1962: la Francia accorda l'indipendenza all'Algeria, l'OAS si scatena in una serie di attentati. In un villaggio del Sud-Ovest, sulle rive di quella Garonna dove André Téchiné è sempre ritornato quando si trattava di rimettere - come dicono i francesi - "les pendules à l'heure", s'intrecciano i primi amori, o piuttosto la sessualità di quattro adolescenti.
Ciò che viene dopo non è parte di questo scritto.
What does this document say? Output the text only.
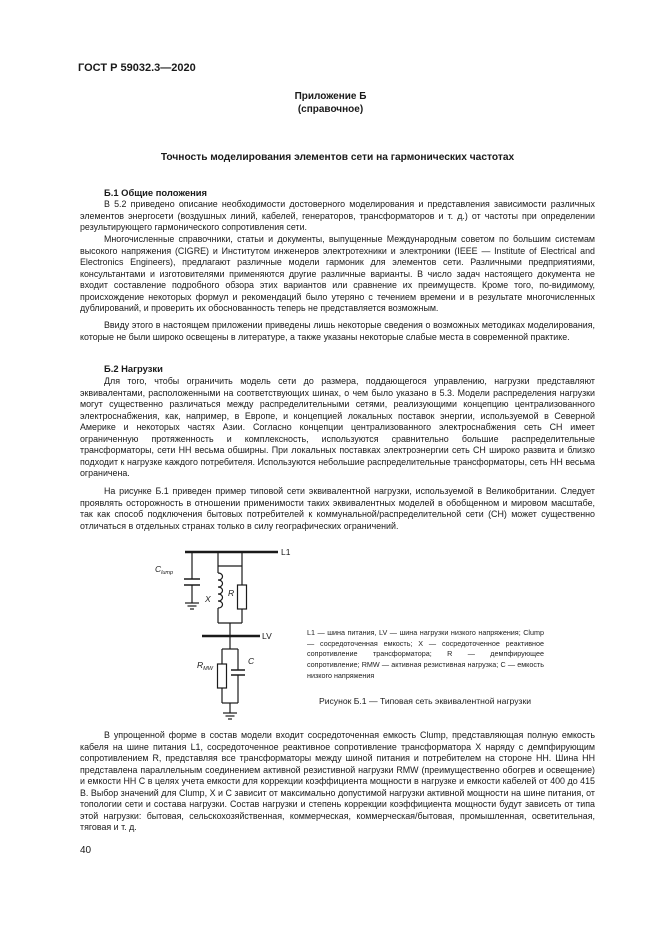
ГОСТ Р 59032.3—2020
Приложение Б
(справочное)
Точность моделирования элементов сети на гармонических частотах
Б.1 Общие положения

В 5.2 приведено описание необходимости достоверного моделирования и представления зависимости различных элементов энергосети (воздушных линий, кабелей, генераторов, трансформаторов и т. д.) от частоты при определении результирующего гармонического сопротивления сети.

Многочисленные справочники, статьи и документы, выпущенные Международным советом по большим системам высокого напряжения (CIGRE) и Институтом инженеров электротехники и электроники (IEEE — Institute of Electrical and Electronics Engineers), предлагают различные модели гармоник для элементов сети. Различными предприятиями, консультантами и изготовителями применяются другие различные варианты. В число задач настоящего документа не входит составление подробного обзора этих вариантов или сравнение их преимуществ. Кроме того, по-видимому, происхождение некоторых формул и рекомендаций было утеряно с течением времени и в результате многочисленных дублирований, и проверить их обоснованность теперь не представляется возможным.

Ввиду этого в настоящем приложении приведены лишь некоторые сведения о возможных методиках моделирования, которые не были широко освещены в литературе, а также указаны некоторые слабые места в современной практике.

Б.2 Нагрузки

Для того, чтобы ограничить модель сети до размера, поддающегося управлению, нагрузки представляют эквивалентами, расположенными на соответствующих шинах, о чем было указано в 5.3. Модели распределения нагрузки могут существенно различаться между распределительными сетями, реализующими концепцию централизованного электроснабжения, как, например, в Европе, и концепцией локальных поставок энергии, используемой в Северной Америке и некоторых частях Азии. Согласно концепции централизованного электроснабжения сеть СН имеет ограниченную протяженность и комплексность, используются сравнительно большие распределительные трансформаторы, сети НН весьма обширны. При локальных поставках электроэнергии сеть СН широко развита и близко подходит к нагрузке каждого потребителя. Используются небольшие распределительные трансформаторы, сеть НН весьма ограничена.

На рисунке Б.1 приведен пример типовой сети эквивалентной нагрузки, используемой в Великобритании. Следует проявлять осторожность в отношении применимости таких эквивалентных моделей в обобщенном и мировом масштабе, так как способ подключения бытовых потребителей к коммунальной/распределительной сети (СН) может существенно отличаться в отдельных странах только в силу географических ограничений.

L1
LV
$C_{lump}$
X
R
$R_{MW}$
C

L1 — шина питания, LV — шина нагрузки низкого напряжения; Clump — сосредоточенная емкость; X — сосредоточенное реактивное сопротивление трансформатора; R — демпфирующее сопротивление; RMW — активная резистивная нагрузка; C — емкость низкого напряжения

Рисунок Б.1 — Типовая сеть эквивалентной нагрузки

В упрощенной форме в состав модели входит сосредоточенная емкость Clump, представляющая полную емкость кабеля на шине питания L1, сосредоточенное реактивное сопротивление трансформатора X наряду с демпфирующим сопротивлением R, представляя все трансформаторы между шиной питания и потребителем на стороне НН. Шина НН представлена параллельным соединением активной резистивной нагрузки RMW (преимущественно обогрев и освещение) и емкости НН C в целях учета емкости для коррекции коэффициента мощности в нагрузке и емкости кабелей от 400 до 415 В. Выбор значений для Clump, X и C зависит от максимально допустимой нагрузки активной мощности на шине питания, от топологии сети и состава нагрузки. Состав нагрузки и степень коррекции коэффициента мощности будут зависеть от типа этой нагрузки: бытовая, сельскохозяйственная, коммерческая, коммерческая/бытовая, промышленная, осветительная, тяговая и т. д.

40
Raramente, forse mai, questo ritorno all'emozione in presa diretta dettata dal paese natale, questo abbandono dell'altro polo determinante nella tematica di questo cineasta (la città, la capitale, verso la quale i protagonisti provinciali di molti suoi film sono attirati per potersi realizzare) si è tradotto in altrettanta semplicità, in cosi liberata ed ispirata felicità.

Ciò avviene anche per quelle condizioni di produzione che spesso, visionando un film, dimentichiamo esistere; e determinare fortemente un'opera. LES ROSEAUX SAUVAGES appartiene ad un'iniziativa che si sta infatti rivelando più che benefica: quella intitolata "Tous les garcons et les filles de leur âge", promossa da quella televisione che si dimostra essere cosi non necessariamente agli antipodi del miglior cinema, e che consiste in una serie di mediometraggi televisivi (alcuni, come questo, realizzabili pure come lungometraggi da proiettare nelle sale) sul tema dell'adolescenza.
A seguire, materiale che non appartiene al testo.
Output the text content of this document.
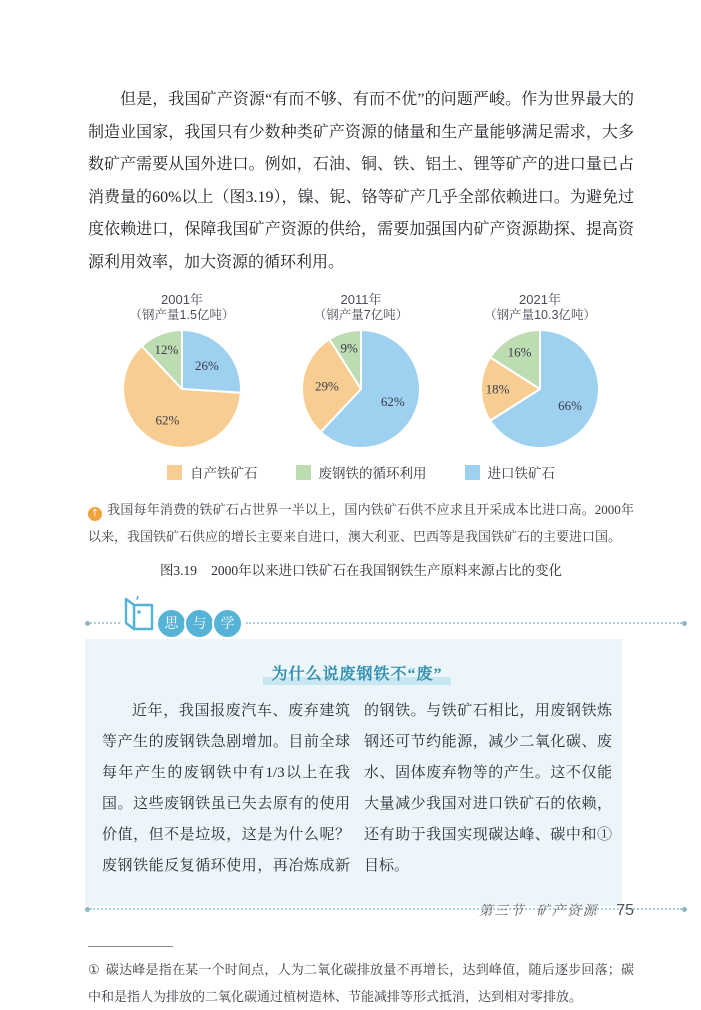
但是，我国矿产资源“有而不够、有而不优”的问题严峻。作为世界最大的制造业国家，我国只有少数种类矿产资源的储量和生产量能够满足需求，大多数矿产需要从国外进口。例如，石油、铜、铁、铝土、锂等矿产的进口量已占消费量的60%以上（图3.19），镍、铌、铬等矿产几乎全部依赖进口。为避免过度依赖进口，保障我国矿产资源的供给，需要加强国内矿产资源勘探、提高资源利用效率，加大资源的循环利用。

2001年
（钢产量1.5亿吨）
26%
62%
12%
2011年
（钢产量7亿吨）
62%
29%
9%
2021年
（钢产量10.3亿吨）
66%
18%
16%
自产铁矿石	废钢铁的循环利用	进口铁矿石

↑ 我国每年消费的铁矿石占世界一半以上，国内铁矿石供不应求且开采成本比进口高。2000年以来，我国铁矿石供应的增长主要来自进口，澳大利亚、巴西等是我国铁矿石的主要进口国。

图3.19 2000年以来进口铁矿石在我国钢铁生产原料来源占比的变化

思	与	学

为什么说废钢铁不“废”

近年，我国报废汽车、废弃建筑等产生的废钢铁急剧增加。目前全球每年产生的废钢铁中有1/3以上在我国。这些废钢铁虽已失去原有的使用价值，但不是垃圾，这是为什么呢？废钢铁能反复循环使用，再冶炼成新的钢铁。与铁矿石相比，用废钢铁炼钢还可节约能源，减少二氧化碳、废水、固体废弃物等的产生。这不仅能大量减少我国对进口铁矿石的依赖，还有助于我国实现碳达峰、碳中和①目标。

① 碳达峰是指在某一个时间点，人为二氧化碳排放量不再增长，达到峰值，随后逐步回落；碳中和是指人为排放的二氧化碳通过植树造林、节能减排等形式抵消，达到相对零排放。

第三节 矿产资源 75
Per un regista come Téchiné, indubbiamente dotato e raffinato, torturato e spesso incostante, spesso esitante tra la vocazione ad un realismo istintivo e le tentazioni di un barocco sopra le righe, ritrovare un sistema di produzione semi-professionistico, un budget limitato, degli attori quasi esordienti deve aver significato molto: scrivere di getto una sceneggiatura di esemplare fluidità e coerenza, filmarla con una libertà ed una tranquillità evidente, sposare un ambiente intimamente recepito, incontrarsi con degli attori estremamente disponibili, sfociare in significati al tempo stesso immediati e naturali, ma pure profondamente ancorati in una storia di tutti, da scriversi saggiamente in minuscolo, ma che - come spesso accade in questi casi - finisce per affermarsi in un prezioso, memorabile maiuscolo.
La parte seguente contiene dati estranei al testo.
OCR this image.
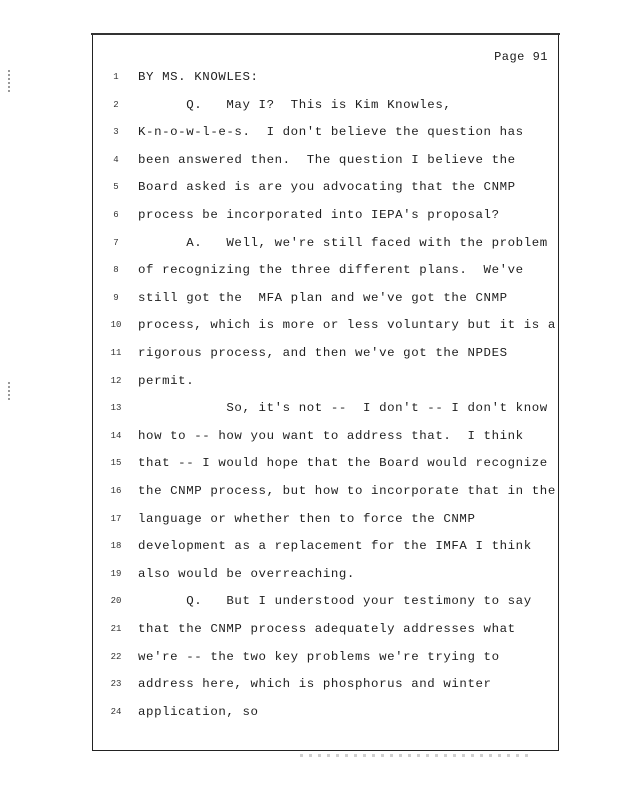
Page 91
1	BY MS. KNOWLES:
2	Q.   May I?  This is Kim Knowles,
3	K-n-o-w-l-e-s.  I don't believe the question has
4	been answered then.  The question I believe the
5	Board asked is are you advocating that the CNMP
6	process be incorporated into IEPA's proposal?
7	A.   Well, we're still faced with the problem
8	of recognizing the three different plans.  We've
9	still got the  MFA plan and we've got the CNMP
10 process, which is more or less voluntary but it is a
11 rigorous process, and then we've got the NPDES
12 permit.
13 So, it's not --  I don't -- I don't know
14 how to -- how you want to address that.  I think
15 that -- I would hope that the Board would recognize
16 the CNMP process, but how to incorporate that in the
17 language or whether then to force the CNMP
18 development as a replacement for the IMFA I think
19 also would be overreaching.
20 Q.   But I understood your testimony to say
21 that the CNMP process adequately addresses what
22 we're -- the two key problems we're trying to
23 address here, which is phosphorus and winter
24 application, so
Il film inizia con le nozze di Pierre, che sposa la prima ragazza che gli capita sotto mano, pur di evitare di farsi mandare in Algeria; e finisce con la partenza di Henri, il "pied-noir" dall'aggressivo risentimento, ma che finisce per conquistare il cuore della lucida, serena (come si può esserlo nei turbamenti che precedono la maturità) Maité, la figlia dell'insegnante comunista del villaggio. Ma, pur cosi inquadrato dagli avvenimenti dell'epoca, LES ROSEAUX SAUVAGES non è - fortunatamente - una ricostruzione storica, il tentativo di riappropriarsi di un'epoca, un film esplicitamente politico. Poiché organizzato attorno al punto di vista del quarto degli adolescenti, François: l'allievo modello, il riflessivo non privo di un certo compiacimento, il tollerante nei confronti dell'animosità ambiente, il più maturo ed al tempo più fragile. Il più attento, pure il più turbato dei quattro nello spiare la rivelazione del proprio desiderio; tanto più che di desiderio omosessuale si tratta.

"Je suis un pédé" ripete, più incuriosito che preoccupato François, alla propria immagine riflessa nei gabinetti della scuola: aggrappandosi, più che al desiderio per Serge, disinibito figlio di contadini dal fisico di rugbymen, alla sola figura che gli serva di riferimento, quella di Maité.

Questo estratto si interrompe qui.